- Nickname: Dolgač
- Born: Jovan Cvetković 1860 Košino, Ottoman Empire (now Dolneni Municipality, North Macedonia)
- Died: 1915 (aged 54–55) Košino
- Allegiance: IMRO (1903–1904); Serbian Chetniks (1904–10); Serbian Army (1912–13);
- Service years: 1903–1913
- Rank: vojvoda
- Unit: Prilep

= Jovan Dolgač =

Serbian Chetnik commander in Macedonia

Jovan Cvetković (Јован Цветковић; 1860–1915), known as Jovan Dolgač (Јован Долгач), was a Serbian Chetnik commander in Macedonia, who also participated in the Balkan Wars and World War I in the Chetnik detachments of the Serbian Army. In Bulgaria he is considered a Bulgarian renegade who switched sides, i.e. (sic) Serboman.

==Life==
Dolgač was born in the village of Košino on the Babuna mountain. As a youngster, he smuggled weapons together with his brother Zmejko. The brothers subsequently joined the Internal Macedonian Revolutionary Organization (IMRO), in order to fight against the Turks and Albanian kachaks.

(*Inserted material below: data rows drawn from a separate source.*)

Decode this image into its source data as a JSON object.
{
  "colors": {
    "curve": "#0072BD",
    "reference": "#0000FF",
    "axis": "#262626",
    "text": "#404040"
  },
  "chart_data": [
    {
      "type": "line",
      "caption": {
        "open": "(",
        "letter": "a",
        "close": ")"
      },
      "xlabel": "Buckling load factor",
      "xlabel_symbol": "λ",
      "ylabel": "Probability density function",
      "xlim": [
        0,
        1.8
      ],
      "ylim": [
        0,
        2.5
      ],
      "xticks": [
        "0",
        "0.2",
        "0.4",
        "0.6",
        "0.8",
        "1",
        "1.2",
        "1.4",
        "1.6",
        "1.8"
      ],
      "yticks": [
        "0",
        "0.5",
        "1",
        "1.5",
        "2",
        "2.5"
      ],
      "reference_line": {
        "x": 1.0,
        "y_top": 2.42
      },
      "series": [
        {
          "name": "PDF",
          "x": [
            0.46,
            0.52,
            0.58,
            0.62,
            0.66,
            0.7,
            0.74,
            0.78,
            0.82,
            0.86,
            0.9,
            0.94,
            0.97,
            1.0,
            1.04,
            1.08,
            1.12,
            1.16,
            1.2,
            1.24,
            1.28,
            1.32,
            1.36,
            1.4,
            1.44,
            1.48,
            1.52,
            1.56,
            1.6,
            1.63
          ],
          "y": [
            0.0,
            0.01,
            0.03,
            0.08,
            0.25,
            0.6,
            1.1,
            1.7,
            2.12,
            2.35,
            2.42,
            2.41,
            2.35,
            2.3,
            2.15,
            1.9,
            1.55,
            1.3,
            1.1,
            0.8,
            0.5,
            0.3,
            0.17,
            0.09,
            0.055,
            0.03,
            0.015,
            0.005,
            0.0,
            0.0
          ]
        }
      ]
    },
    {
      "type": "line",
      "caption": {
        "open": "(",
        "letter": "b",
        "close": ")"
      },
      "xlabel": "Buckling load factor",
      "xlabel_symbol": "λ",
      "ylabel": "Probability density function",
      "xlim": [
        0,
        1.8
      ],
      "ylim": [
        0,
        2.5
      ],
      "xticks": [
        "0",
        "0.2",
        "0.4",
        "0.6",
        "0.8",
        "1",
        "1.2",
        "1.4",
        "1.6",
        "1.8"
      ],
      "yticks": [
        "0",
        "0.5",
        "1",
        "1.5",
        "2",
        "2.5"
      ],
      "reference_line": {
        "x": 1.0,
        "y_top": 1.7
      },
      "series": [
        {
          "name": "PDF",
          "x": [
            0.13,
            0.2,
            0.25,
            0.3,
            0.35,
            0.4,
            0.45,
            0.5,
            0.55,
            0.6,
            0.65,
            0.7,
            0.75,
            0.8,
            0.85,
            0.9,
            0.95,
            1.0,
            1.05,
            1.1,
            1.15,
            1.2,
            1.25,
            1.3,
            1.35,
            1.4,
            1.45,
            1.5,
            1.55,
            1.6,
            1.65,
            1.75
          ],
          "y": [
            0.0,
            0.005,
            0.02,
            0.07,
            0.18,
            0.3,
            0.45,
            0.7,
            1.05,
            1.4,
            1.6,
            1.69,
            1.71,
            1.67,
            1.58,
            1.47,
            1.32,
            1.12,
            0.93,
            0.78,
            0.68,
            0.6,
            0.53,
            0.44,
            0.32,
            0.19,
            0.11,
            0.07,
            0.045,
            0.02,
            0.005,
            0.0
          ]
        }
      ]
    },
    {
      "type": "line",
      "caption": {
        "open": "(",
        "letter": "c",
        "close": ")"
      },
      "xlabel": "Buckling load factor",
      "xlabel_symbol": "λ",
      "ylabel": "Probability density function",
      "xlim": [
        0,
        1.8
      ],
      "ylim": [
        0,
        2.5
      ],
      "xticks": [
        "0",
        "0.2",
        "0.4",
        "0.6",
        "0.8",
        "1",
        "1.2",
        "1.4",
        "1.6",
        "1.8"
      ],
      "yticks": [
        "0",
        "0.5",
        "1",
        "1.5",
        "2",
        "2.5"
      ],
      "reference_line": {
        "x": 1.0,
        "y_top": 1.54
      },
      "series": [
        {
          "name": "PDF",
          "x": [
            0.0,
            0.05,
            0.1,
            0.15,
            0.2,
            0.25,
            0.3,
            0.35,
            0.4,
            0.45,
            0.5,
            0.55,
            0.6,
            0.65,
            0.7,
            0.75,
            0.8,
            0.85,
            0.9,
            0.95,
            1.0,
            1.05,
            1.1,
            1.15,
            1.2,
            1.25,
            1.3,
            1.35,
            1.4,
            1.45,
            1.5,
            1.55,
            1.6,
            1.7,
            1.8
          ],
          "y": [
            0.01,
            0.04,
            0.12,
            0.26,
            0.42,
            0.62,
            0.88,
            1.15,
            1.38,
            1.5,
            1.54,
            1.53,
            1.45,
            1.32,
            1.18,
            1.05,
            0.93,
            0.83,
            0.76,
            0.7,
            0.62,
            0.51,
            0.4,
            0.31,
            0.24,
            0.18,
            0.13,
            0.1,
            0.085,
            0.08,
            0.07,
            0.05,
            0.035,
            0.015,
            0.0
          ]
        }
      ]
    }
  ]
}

Dolgač stayed with the IMRO until 1904, disappointed with the Bulgarian attacks within the organization against Serb villages around Prilep. Together with Gligor Sokolović he joined the Serbian Chetnik Organization and became a commander (vojvoda) of a band active in Prilep. He killed his own brother Zmejko when he refused to join the Serbian Organization. He participated in the battles of Mukos (1905), Krapa (1906), which were in the region of the Chief Staff of Western Povardarje. He participated in the First Balkan War where he distinguished himself in the battles of Kumanovo and the fighting on Mukos. In the work of Grigorije Božović, "Striko Dolgač" (Uncle Dolgač) was displayed as being a type of old Christian hajduk, who refused to believe that a Serb Muslim in his band could be a Serb and not a Turk; he became the embodiment of the Balkan understanding of religion as a divider of nations. Because of an attack on a Turkish wedding in 1913, he was arrested by the Serbian authorities but was eventually freed in order to fight in the Second Balkan War. In 1915, at an old age, he was appointed the village chief. He was murdered the same year by the IMRO.